だが、ところどころに大きな岩が転がっており、その全てが見渡せるわけではなかった。
「ゴラムまではあとどれくらいかかりそうだ? 」
そういえばゴラムまでかかる時間を聞いていなかった。
「明後日の夜には着くわ。盗賊が仕掛けてくるとしたら、きっと夜ね。」
ルイナが答える。
「何度か戦ったことがあるのか? 」
「一度だけよ。その時も夜だったわ。こちらが疲労している時に襲ってくるのよ。でも、その時はただのゴロツキだった。」
答えたのはミーシャである。華奢に見えて、しっかりと歩くことができるようだ。
「盗賊との戦いはどうしてもこちらの被害も大きくなる。神官の力が必要なのさ。」
アルがそう言う。
「5人だけで大丈夫なのか? 」
「いざとなったらミーシャさんがいますから。」
ウィズが微笑みながらそう言った。
やはり魔法の力というのは凄まじいものがあるのだろう。
そして、1日目の夜。
今日の夜は野宿だ。途中あえて道を逸れて、少し回りから目立たないような木々の陰に馬車を止める。
俺は採掘師たちと食事を摂ることにした。夜の分は、ギルドからある程度の食料が支給されているのである。

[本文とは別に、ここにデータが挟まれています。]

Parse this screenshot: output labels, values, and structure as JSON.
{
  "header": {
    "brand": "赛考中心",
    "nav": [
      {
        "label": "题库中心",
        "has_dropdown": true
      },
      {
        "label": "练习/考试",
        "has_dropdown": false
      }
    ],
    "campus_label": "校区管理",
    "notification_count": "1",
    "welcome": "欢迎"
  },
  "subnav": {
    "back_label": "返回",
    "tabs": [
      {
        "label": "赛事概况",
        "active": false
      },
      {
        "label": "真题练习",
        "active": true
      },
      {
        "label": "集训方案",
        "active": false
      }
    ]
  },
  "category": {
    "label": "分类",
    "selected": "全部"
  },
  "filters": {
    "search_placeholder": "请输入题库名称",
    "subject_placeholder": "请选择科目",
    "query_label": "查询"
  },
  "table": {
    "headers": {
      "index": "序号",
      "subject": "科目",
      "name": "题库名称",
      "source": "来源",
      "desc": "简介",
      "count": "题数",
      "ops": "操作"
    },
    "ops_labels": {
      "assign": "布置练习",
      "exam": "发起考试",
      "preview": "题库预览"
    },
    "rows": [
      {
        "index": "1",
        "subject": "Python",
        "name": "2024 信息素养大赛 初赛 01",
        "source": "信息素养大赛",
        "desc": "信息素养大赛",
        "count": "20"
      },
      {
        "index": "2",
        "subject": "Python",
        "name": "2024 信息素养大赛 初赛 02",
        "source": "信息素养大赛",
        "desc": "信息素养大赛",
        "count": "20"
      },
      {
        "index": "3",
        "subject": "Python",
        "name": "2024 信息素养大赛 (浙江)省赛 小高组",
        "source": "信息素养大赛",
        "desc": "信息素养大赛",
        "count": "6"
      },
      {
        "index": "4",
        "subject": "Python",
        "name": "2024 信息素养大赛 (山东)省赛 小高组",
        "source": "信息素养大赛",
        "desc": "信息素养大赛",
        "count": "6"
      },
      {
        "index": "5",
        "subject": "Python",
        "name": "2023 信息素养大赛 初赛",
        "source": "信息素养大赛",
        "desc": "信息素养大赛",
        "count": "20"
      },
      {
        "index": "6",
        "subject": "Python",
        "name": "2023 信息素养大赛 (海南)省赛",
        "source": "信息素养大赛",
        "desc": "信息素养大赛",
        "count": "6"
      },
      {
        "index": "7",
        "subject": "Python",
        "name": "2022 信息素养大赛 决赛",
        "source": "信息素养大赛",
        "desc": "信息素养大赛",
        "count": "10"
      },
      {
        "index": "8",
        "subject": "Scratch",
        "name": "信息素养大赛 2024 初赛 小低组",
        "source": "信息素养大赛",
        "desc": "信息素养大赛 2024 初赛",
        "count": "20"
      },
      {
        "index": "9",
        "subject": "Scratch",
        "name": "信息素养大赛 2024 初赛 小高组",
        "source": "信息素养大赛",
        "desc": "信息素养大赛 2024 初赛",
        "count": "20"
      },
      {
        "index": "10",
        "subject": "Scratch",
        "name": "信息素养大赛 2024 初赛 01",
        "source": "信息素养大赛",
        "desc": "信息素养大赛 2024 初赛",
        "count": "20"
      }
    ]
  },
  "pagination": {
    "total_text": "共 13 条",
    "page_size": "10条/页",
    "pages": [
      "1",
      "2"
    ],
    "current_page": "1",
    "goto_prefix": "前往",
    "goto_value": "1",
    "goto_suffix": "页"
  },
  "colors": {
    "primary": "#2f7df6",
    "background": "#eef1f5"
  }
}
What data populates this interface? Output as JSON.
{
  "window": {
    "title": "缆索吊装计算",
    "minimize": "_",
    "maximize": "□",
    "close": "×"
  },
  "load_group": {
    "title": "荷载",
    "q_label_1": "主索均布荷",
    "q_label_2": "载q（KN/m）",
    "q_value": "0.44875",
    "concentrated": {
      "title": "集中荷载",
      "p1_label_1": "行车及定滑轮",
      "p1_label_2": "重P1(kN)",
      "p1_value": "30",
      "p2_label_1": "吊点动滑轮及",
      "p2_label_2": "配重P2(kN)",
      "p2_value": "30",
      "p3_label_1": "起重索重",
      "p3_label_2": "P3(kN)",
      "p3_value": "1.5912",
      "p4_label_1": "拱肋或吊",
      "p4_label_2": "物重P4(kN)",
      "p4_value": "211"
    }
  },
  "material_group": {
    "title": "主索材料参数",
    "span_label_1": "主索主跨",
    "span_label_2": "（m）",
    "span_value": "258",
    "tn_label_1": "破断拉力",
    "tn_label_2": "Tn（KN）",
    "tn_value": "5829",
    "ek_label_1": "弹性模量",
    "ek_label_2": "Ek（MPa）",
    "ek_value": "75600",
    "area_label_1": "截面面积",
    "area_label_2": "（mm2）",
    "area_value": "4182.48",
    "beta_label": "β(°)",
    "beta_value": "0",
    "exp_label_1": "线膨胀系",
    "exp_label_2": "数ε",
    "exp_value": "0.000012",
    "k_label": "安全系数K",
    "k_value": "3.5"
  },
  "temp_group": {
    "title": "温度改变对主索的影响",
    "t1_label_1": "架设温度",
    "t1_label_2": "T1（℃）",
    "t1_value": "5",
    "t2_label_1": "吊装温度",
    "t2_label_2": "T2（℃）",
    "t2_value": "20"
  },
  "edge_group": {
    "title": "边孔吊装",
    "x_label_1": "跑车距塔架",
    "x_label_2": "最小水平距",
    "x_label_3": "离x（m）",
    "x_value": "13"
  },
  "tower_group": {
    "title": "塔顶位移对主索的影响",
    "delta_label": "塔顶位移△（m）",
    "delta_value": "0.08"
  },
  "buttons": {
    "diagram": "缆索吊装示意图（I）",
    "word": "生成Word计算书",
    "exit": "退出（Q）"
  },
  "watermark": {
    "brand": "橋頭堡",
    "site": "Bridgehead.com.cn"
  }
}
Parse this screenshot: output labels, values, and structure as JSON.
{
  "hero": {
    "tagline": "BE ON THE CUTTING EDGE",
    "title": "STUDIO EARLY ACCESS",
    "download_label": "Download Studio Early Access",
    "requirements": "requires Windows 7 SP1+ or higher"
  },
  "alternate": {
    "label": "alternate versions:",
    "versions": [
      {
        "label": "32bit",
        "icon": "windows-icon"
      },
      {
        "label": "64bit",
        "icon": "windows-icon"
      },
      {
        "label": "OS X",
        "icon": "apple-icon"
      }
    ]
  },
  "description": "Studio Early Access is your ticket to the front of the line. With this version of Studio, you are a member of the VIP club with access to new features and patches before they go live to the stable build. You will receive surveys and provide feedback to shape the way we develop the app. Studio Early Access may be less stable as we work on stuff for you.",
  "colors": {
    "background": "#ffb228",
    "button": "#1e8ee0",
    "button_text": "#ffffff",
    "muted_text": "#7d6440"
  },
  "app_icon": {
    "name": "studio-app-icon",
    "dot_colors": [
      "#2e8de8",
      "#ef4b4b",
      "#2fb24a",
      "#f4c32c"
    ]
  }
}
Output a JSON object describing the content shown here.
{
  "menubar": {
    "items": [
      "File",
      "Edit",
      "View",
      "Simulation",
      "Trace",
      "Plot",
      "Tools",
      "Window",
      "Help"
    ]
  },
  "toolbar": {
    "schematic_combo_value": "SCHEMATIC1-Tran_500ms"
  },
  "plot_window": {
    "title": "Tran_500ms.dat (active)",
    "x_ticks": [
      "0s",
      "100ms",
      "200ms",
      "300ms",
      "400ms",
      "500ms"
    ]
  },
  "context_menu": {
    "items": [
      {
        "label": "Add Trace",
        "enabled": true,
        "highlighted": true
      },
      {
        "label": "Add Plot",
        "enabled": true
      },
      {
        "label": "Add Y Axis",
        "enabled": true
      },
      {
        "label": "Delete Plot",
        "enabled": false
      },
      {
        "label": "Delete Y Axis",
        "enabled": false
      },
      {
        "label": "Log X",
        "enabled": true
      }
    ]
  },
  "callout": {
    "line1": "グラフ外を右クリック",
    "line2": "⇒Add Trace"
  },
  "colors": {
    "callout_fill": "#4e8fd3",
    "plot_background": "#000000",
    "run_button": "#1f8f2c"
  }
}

「よう、あんちゃんよ、あんたオークを倒したんだって? やるじゃねえか。何かの戦闘用の技能でも持ってんのか? 」
「いや、俺が持っているのは筋肉魔法だけだ。」
一瞬場が静まったあと。
「ギャハハ!なんじゃそいつは!こりゃ傑作だ!どんな魔法だ? 」
「おいおい、筋肉魔法だと? 確かに採掘師らしいな、そいつは!」
「ただでさえ筋肉なのに、これ以上どこを鍛えるってんだ!」
と大爆笑された。
「まあな。」
にやりとして、マッスルポーズをキメつつ、答える。むん。とはいえ、長年の研鑚を積んだ採掘師たちの筋肉のレベルにはまだまだ遠い。
だが、俺と同じようににやにやしている採掘師たちだった。
「―ねえ、あれ。」
少し離れた位置で周囲を見張っていたミーシャが言う。
「見てはいけないですわ。」
ウィズはあえてそちらを見ないようにしながら言う。
ウィズは神殿に属する。治療など、やむを得ない場合を除いて、異性の裸を見ることは褒められたものではなかった。
「採掘師たちって、相変わらずよね。」
ルイナがため息をつきながら言う。
そんな感じで。それぞれ夜を明かすのだった。